I was selected as station physician after doing a year of surgery training, and had additional training in cold weather medicine and dentistry. In addition to working on a research project on human immune response in bio-isolation for the Oklahoma Medical Research Foundation, I ran the store and post-office. I was also involved in all the other station activities. I had a small treatment examining room with some basic equipment, a small operating room and a one-bed hospital.
First off, I identified who might be able to assist me. No-one had any medical training. So I figured, "Mmm, this is going to be fun". I tried to identify who I might be able to coach through something whatever it was - if I needed to do an operation or suture up somebody.
The summers are lots of fun, but they just seem endless. Finally, we were able to kick everybody out, send them off on the last closing flight in February. And soon afterwards, if got very cold, -70° in the third or fourth week in February. And that really clinched it - we were stuck.

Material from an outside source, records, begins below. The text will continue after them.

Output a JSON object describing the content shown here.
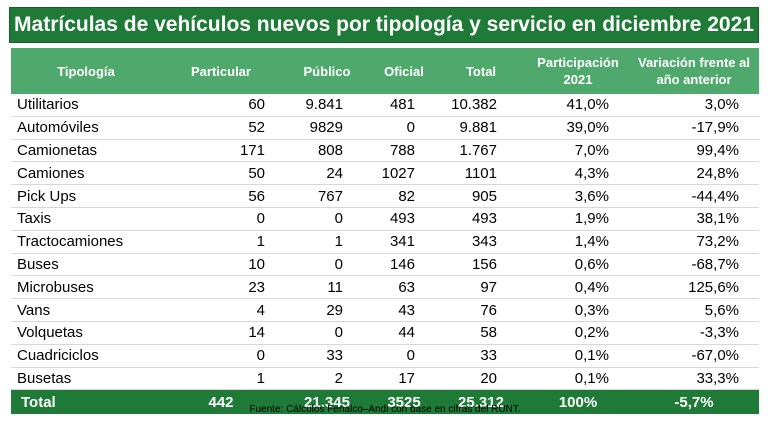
{
  "title": "Matrículas de vehículos nuevos por tipología y servicio en diciembre 2021",
  "columns": [
    "Tipología",
    "Particular",
    "Público",
    "Oficial",
    "Total",
    "Participación 2021",
    "Variación frente al año anterior"
  ],
  "rows": [
    [
      "Utilitarios",
      "60",
      "9.841",
      "481",
      "10.382",
      "41,0%",
      "3,0%"
    ],
    [
      "Automóviles",
      "52",
      "9829",
      "0",
      "9.881",
      "39,0%",
      "-17,9%"
    ],
    [
      "Camionetas",
      "171",
      "808",
      "788",
      "1.767",
      "7,0%",
      "99,4%"
    ],
    [
      "Camiones",
      "50",
      "24",
      "1027",
      "1101",
      "4,3%",
      "24,8%"
    ],
    [
      "Pick Ups",
      "56",
      "767",
      "82",
      "905",
      "3,6%",
      "-44,4%"
    ],
    [
      "Taxis",
      "0",
      "0",
      "493",
      "493",
      "1,9%",
      "38,1%"
    ],
    [
      "Tractocamiones",
      "1",
      "1",
      "341",
      "343",
      "1,4%",
      "73,2%"
    ],
    [
      "Buses",
      "10",
      "0",
      "146",
      "156",
      "0,6%",
      "-68,7%"
    ],
    [
      "Microbuses",
      "23",
      "11",
      "63",
      "97",
      "0,4%",
      "125,6%"
    ],
    [
      "Vans",
      "4",
      "29",
      "43",
      "76",
      "0,3%",
      "5,6%"
    ],
    [
      "Volquetas",
      "14",
      "0",
      "44",
      "58",
      "0,2%",
      "-3,3%"
    ],
    [
      "Cuadriciclos",
      "0",
      "33",
      "0",
      "33",
      "0,1%",
      "-67,0%"
    ],
    [
      "Busetas",
      "1",
      "2",
      "17",
      "20",
      "0,1%",
      "33,3%"
    ]
  ],
  "total": [
    "Total",
    "442",
    "21.345",
    "3525",
    "25.312",
    "100%",
    "-5,7%"
  ],
  "source": "Fuente: Cálculos Fenalco–Andi con base en cifras del RUNT.",
  "colors": {
    "title_bg": "#1e7a36",
    "header_bg": "#4fa96c",
    "total_bg": "#1e7a36"
  }
}
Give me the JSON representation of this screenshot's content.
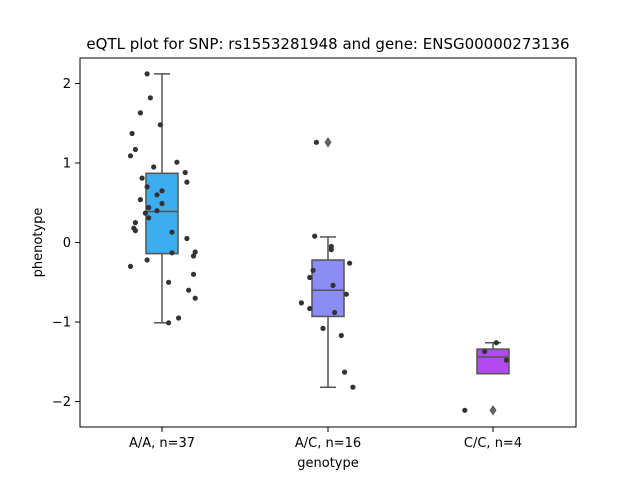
{
  "chart_data": {
    "type": "box",
    "title": "eQTL plot for SNP: rs1553281948 and gene: ENSG00000273136",
    "xlabel": "genotype",
    "ylabel": "phenotype",
    "ylim": [
      -2.32,
      2.32
    ],
    "yticks": [
      2,
      1,
      0,
      -1,
      -2
    ],
    "ytick_labels": [
      "2",
      "1",
      "0",
      "−1",
      "−2"
    ],
    "grid": false,
    "legend": "none",
    "categories": [
      "A/A, n=37",
      "A/C, n=16",
      "C/C, n=4"
    ],
    "colors": [
      "#3dadf0",
      "#8c8cf5",
      "#b24af0"
    ],
    "box_edge_color": "#545454",
    "point_color": "#333333",
    "boxes": [
      {
        "category": "A/A, n=37",
        "whisker_low": -1.01,
        "q1": -0.14,
        "median": 0.39,
        "q3": 0.87,
        "whisker_high": 2.12,
        "outliers": []
      },
      {
        "category": "A/C, n=16",
        "whisker_low": -1.82,
        "q1": -0.93,
        "median": -0.6,
        "q3": -0.22,
        "whisker_high": 0.07,
        "outliers": [
          1.26
        ]
      },
      {
        "category": "C/C, n=4",
        "whisker_low": -1.65,
        "q1": -1.65,
        "median": -1.44,
        "q3": -1.34,
        "whisker_high": -1.26,
        "outliers": [
          -2.11
        ]
      }
    ],
    "points": [
      {
        "category": "A/A, n=37",
        "jitter": -0.09,
        "y": 2.12
      },
      {
        "category": "A/A, n=37",
        "jitter": -0.07,
        "y": 1.82
      },
      {
        "category": "A/A, n=37",
        "jitter": -0.13,
        "y": 1.63
      },
      {
        "category": "A/A, n=37",
        "jitter": -0.01,
        "y": 1.48
      },
      {
        "category": "A/A, n=37",
        "jitter": -0.18,
        "y": 1.37
      },
      {
        "category": "A/A, n=37",
        "jitter": -0.16,
        "y": 1.17
      },
      {
        "category": "A/A, n=37",
        "jitter": -0.19,
        "y": 1.09
      },
      {
        "category": "A/A, n=37",
        "jitter": 0.09,
        "y": 1.01
      },
      {
        "category": "A/A, n=37",
        "jitter": -0.05,
        "y": 0.95
      },
      {
        "category": "A/A, n=37",
        "jitter": 0.14,
        "y": 0.88
      },
      {
        "category": "A/A, n=37",
        "jitter": -0.12,
        "y": 0.81
      },
      {
        "category": "A/A, n=37",
        "jitter": 0.15,
        "y": 0.76
      },
      {
        "category": "A/A, n=37",
        "jitter": -0.09,
        "y": 0.7
      },
      {
        "category": "A/A, n=37",
        "jitter": 0.0,
        "y": 0.65
      },
      {
        "category": "A/A, n=37",
        "jitter": -0.03,
        "y": 0.6
      },
      {
        "category": "A/A, n=37",
        "jitter": -0.13,
        "y": 0.54
      },
      {
        "category": "A/A, n=37",
        "jitter": 0.0,
        "y": 0.49
      },
      {
        "category": "A/A, n=37",
        "jitter": -0.08,
        "y": 0.44
      },
      {
        "category": "A/A, n=37",
        "jitter": -0.03,
        "y": 0.4
      },
      {
        "category": "A/A, n=37",
        "jitter": -0.1,
        "y": 0.37
      },
      {
        "category": "A/A, n=37",
        "jitter": -0.08,
        "y": 0.31
      },
      {
        "category": "A/A, n=37",
        "jitter": -0.16,
        "y": 0.25
      },
      {
        "category": "A/A, n=37",
        "jitter": -0.17,
        "y": 0.18
      },
      {
        "category": "A/A, n=37",
        "jitter": -0.16,
        "y": 0.15
      },
      {
        "category": "A/A, n=37",
        "jitter": 0.06,
        "y": 0.13
      },
      {
        "category": "A/A, n=37",
        "jitter": 0.15,
        "y": 0.05
      },
      {
        "category": "A/A, n=37",
        "jitter": 0.2,
        "y": -0.12
      },
      {
        "category": "A/A, n=37",
        "jitter": 0.06,
        "y": -0.13
      },
      {
        "category": "A/A, n=37",
        "jitter": 0.19,
        "y": -0.17
      },
      {
        "category": "A/A, n=37",
        "jitter": -0.09,
        "y": -0.22
      },
      {
        "category": "A/A, n=37",
        "jitter": -0.19,
        "y": -0.3
      },
      {
        "category": "A/A, n=37",
        "jitter": 0.19,
        "y": -0.4
      },
      {
        "category": "A/A, n=37",
        "jitter": 0.04,
        "y": -0.5
      },
      {
        "category": "A/A, n=37",
        "jitter": 0.16,
        "y": -0.6
      },
      {
        "category": "A/A, n=37",
        "jitter": 0.2,
        "y": -0.7
      },
      {
        "category": "A/A, n=37",
        "jitter": 0.1,
        "y": -0.95
      },
      {
        "category": "A/A, n=37",
        "jitter": 0.04,
        "y": -1.01
      },
      {
        "category": "A/C, n=16",
        "jitter": -0.07,
        "y": 1.26
      },
      {
        "category": "A/C, n=16",
        "jitter": -0.08,
        "y": 0.08
      },
      {
        "category": "A/C, n=16",
        "jitter": 0.02,
        "y": -0.05
      },
      {
        "category": "A/C, n=16",
        "jitter": 0.02,
        "y": -0.09
      },
      {
        "category": "A/C, n=16",
        "jitter": 0.13,
        "y": -0.26
      },
      {
        "category": "A/C, n=16",
        "jitter": -0.09,
        "y": -0.35
      },
      {
        "category": "A/C, n=16",
        "jitter": -0.11,
        "y": -0.44
      },
      {
        "category": "A/C, n=16",
        "jitter": 0.03,
        "y": -0.54
      },
      {
        "category": "A/C, n=16",
        "jitter": 0.11,
        "y": -0.65
      },
      {
        "category": "A/C, n=16",
        "jitter": -0.16,
        "y": -0.76
      },
      {
        "category": "A/C, n=16",
        "jitter": -0.11,
        "y": -0.83
      },
      {
        "category": "A/C, n=16",
        "jitter": 0.04,
        "y": -0.88
      },
      {
        "category": "A/C, n=16",
        "jitter": -0.03,
        "y": -1.08
      },
      {
        "category": "A/C, n=16",
        "jitter": 0.08,
        "y": -1.17
      },
      {
        "category": "A/C, n=16",
        "jitter": 0.1,
        "y": -1.63
      },
      {
        "category": "A/C, n=16",
        "jitter": 0.15,
        "y": -1.82
      },
      {
        "category": "C/C, n=4",
        "jitter": 0.02,
        "y": -1.26
      },
      {
        "category": "C/C, n=4",
        "jitter": -0.05,
        "y": -1.37
      },
      {
        "category": "C/C, n=4",
        "jitter": 0.08,
        "y": -1.48
      },
      {
        "category": "C/C, n=4",
        "jitter": -0.17,
        "y": -2.11
      }
    ]
  }
}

Then it was time to face the inevitable - the sun was indeed going to set and it did. And then what happens? Do people go nuts? There were some tensions, but generally they abated fairly quickly. Most conflicts would be handled by avoidance or forbearance on the part of one of the principals.
When I returned to Antarctica in 1987 I thought things were beginning to be much more normal. I just had to take a photo of a man and woman giving each other a friendly hug in public, because it epitomised such a culture change from when I overwintered. I had received so many instructions about what I should or shouldn't do, and how much time I should spend with certain people, lest anyone feel there was favoritism of any sort. So to see a man and woman expressing affection in public - such an everyday thing in our home communities - that represented to me a significant change in the Antarctic social climate.
Antarctica is the perfect laboratory, not only for scientific, environmental and medical research, but also to study the social change of the last 25 years. It is the perfect place to study gender differences in terms of management and leadership styles, crisis management, communication and working in teams."